Rossini, Ravel, and Sibelius: Elizabeth
Stoyanovich, cond., Bremerton Symphony Orchestra, Bremerton Performing Arts
Center, Bremerton, WA, 07.10.2006 (BJ)
The
Bremerton Symphony continues to astonish. Here, in a relatively
small and predominantly blue-collar town, is an amateur
orchestra that was, by all accounts, going through a pretty
bad patch a few years ago; but in just her fourth season
as music director, Elizabeth Stoyanovich has raised it
to a standard capable, on this occasion, of offering almost
unalloyed pleasure in the Barber of Seville overture,
Ravel’s Boléro, and Sibelius’s Second Symphony.
At
the end of last season, when I reviewed the orchestra’s
performances of the Mozart Sinfonia Concertante for violin
and viola and Orff’s Carmina Burana, what surprised
me perhaps more than anything else was the quality of
the string playing, always a challenge for amateur forces.
This time there was a shade less polish in that department,
but that is to be expected in the season’s first concert,
before the players have a chance to accustom themselves
afresh to playing together. Nevertheless, the strings’

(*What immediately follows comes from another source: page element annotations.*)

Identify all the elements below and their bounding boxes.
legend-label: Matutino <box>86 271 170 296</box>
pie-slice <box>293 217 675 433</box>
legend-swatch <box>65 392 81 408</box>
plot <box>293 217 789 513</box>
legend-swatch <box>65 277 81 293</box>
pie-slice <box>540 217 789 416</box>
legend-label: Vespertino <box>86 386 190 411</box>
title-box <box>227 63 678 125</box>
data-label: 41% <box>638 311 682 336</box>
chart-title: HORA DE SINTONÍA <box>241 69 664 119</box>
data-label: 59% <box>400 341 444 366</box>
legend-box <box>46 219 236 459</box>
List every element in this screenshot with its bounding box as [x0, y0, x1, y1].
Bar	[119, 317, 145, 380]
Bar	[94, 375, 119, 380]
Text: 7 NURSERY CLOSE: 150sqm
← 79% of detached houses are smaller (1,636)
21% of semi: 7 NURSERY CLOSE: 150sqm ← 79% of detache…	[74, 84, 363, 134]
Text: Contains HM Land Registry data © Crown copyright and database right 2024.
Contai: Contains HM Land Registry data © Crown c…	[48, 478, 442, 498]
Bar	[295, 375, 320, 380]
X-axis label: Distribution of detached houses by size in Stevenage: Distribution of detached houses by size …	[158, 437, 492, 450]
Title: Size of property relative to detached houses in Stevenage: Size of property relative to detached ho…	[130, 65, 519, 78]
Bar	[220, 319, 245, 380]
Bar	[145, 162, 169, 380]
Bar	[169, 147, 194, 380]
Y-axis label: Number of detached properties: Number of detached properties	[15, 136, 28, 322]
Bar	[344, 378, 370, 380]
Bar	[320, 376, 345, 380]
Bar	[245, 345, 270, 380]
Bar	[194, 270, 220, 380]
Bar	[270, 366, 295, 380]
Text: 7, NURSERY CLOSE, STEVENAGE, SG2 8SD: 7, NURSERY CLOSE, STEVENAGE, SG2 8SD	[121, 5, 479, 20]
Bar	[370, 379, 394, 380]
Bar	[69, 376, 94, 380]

achievement (including Michael Burkland’s neatly turned
little cello solo in the trio section of Sibelius’s third
movement) was still well above average, and it shared
the limelight with accomplished woodwind playing, crisp
percussion, and some remarkably strong and well-tuned
contributions from the brass section.
The
Rossini was delivered with plenty of spirit, and, as for
Boléro, I have heard conductors of world renown
control the pacing of the music far less well than Stoyanovich
did in her admirably steady yet sufficiently nuanced reading.
It was in the Sibelius, naturally enough, that the excellence
of the brass choir was most strikingly apparent. Again,
this was a performance that blended solid execution with
considerable musical acumen. I found the first movement
at times a touch short of forward momentum, and there
were one or two passages later on that missed their full
potential: in the slow movement, the mysterious soft sections
with divided string parts were not balanced well enough
to allow the melody to come through clearly, and in the
finale the repetitions of the subordinate theme leading
up to the peroration might also have benefited from a
little more urgency of pulse. But these were minor disappointments
in an interpretation that was both thoughtful and thrillingly
dramatic–and that final brass-dominated apotheosis of
the finale’s main theme was delivered with such conviction
and such richly burnished sonority that the audience went
home obviously delighted with Sibelius, with Bremerton,
and with Ms. Stoyanovich and her dedicated players.